Question-and-Answer Session
Operator
Thank you, sir. (Operator Instructions). Our first question will come from the line of Howard Rubel of Jefferies.
Howard Rubel - Jefferies & Co.
Thank you. Good morning, gentlemen.
Jeff Turner
Good morning, Howard.
Rick Schmidt
Good morning, Howard.
Howard Rubel - Jefferies & Co.
I want to talk about gross margin a little bit. I mean, it's significantly better than the fourth, but not quite as good as you've done. Could you put it in context of what you'd like to see for the balance of the year. And I mean, there are a number of offsetting items you have at some point of 320 rate change of 737, you might want to be preparing for some change there. And then, the 787 obviously becomes a greater part of the mix.
So how should we think about what you're going to do with them, what you can do with gross margin to improve it from where it is and deal with some of the challenges?
Jeff Turner
Well I think Howard. First of all clearly margins do come under pressure in reducing volume environment. Also I'd remind you of the difference in margins as we shift to newer products, specifically the 787, we've talked about that in the past.
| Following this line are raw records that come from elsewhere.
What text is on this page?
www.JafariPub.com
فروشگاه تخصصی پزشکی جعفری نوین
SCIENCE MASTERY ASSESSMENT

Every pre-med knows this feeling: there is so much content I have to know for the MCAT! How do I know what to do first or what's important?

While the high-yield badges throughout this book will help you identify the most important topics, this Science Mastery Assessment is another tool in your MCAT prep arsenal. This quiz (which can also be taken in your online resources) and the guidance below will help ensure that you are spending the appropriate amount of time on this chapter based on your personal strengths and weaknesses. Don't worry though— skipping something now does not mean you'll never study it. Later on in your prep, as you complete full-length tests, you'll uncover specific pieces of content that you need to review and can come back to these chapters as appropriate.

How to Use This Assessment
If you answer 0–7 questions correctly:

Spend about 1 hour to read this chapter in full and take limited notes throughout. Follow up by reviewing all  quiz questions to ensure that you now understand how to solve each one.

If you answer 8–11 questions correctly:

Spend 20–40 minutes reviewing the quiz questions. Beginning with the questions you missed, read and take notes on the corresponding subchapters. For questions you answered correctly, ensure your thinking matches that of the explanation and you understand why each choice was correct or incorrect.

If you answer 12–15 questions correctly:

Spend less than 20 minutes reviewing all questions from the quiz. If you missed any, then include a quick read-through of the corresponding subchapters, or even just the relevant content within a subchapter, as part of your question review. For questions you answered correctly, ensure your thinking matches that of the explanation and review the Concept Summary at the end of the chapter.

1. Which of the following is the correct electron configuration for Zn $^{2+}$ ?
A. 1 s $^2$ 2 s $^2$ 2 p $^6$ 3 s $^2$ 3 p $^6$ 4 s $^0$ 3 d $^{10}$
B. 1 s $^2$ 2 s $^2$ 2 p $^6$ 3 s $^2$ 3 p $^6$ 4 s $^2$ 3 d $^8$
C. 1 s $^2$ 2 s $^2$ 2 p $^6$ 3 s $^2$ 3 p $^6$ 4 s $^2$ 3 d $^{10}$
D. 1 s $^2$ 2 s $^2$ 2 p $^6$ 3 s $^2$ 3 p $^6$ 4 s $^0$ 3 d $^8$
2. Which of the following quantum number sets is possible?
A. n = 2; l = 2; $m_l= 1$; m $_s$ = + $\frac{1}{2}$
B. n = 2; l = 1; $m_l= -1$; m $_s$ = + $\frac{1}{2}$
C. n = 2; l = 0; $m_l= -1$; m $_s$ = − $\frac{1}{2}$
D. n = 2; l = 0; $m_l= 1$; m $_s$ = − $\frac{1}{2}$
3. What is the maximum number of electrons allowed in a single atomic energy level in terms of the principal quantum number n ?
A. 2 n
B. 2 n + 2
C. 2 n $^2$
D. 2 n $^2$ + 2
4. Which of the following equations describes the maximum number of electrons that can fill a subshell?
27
Clearly, we remained focused on working margins and productivity in our processes and so on. But I do think we're in a period of time where margin expansion is going to be difficult, and managing it to the right balance is appropriate for us, as we look to manage effectively through whatever downturn happens to be here, and prepare our self for the upside. Rick, you have anything to add to that?
Rick Schmidt
Yeah, I would add to that Jeff. If you just look at margins for the remainder of 2009, and I got you saw from the margin percentage standpoint in the first quarter is pretty much what you'll see for the rest of the year.
Now right now, all of our current contract locks largely extend through the end of this year. So, we're approaching to end of these locks and usually at the end of the blocks you don't have a lot in away of the prices or adjustments in your contract profitability, because most of it is driven by actual costs it's behind you.
So, pretty consistent margins in the second half, Jeff mentioned mix, certainly, 787 as we've talked about in prior calls has lower margin on a base business. So that picks up, that will generate some downward pressure on margins. But offsetting that is some revenue recognition and profit recognition on some of our newer programs, which have somewhat better margins than our legacy programs, and also our aftermarket business continues to do well. And it has somewhat better margins than our legacy business.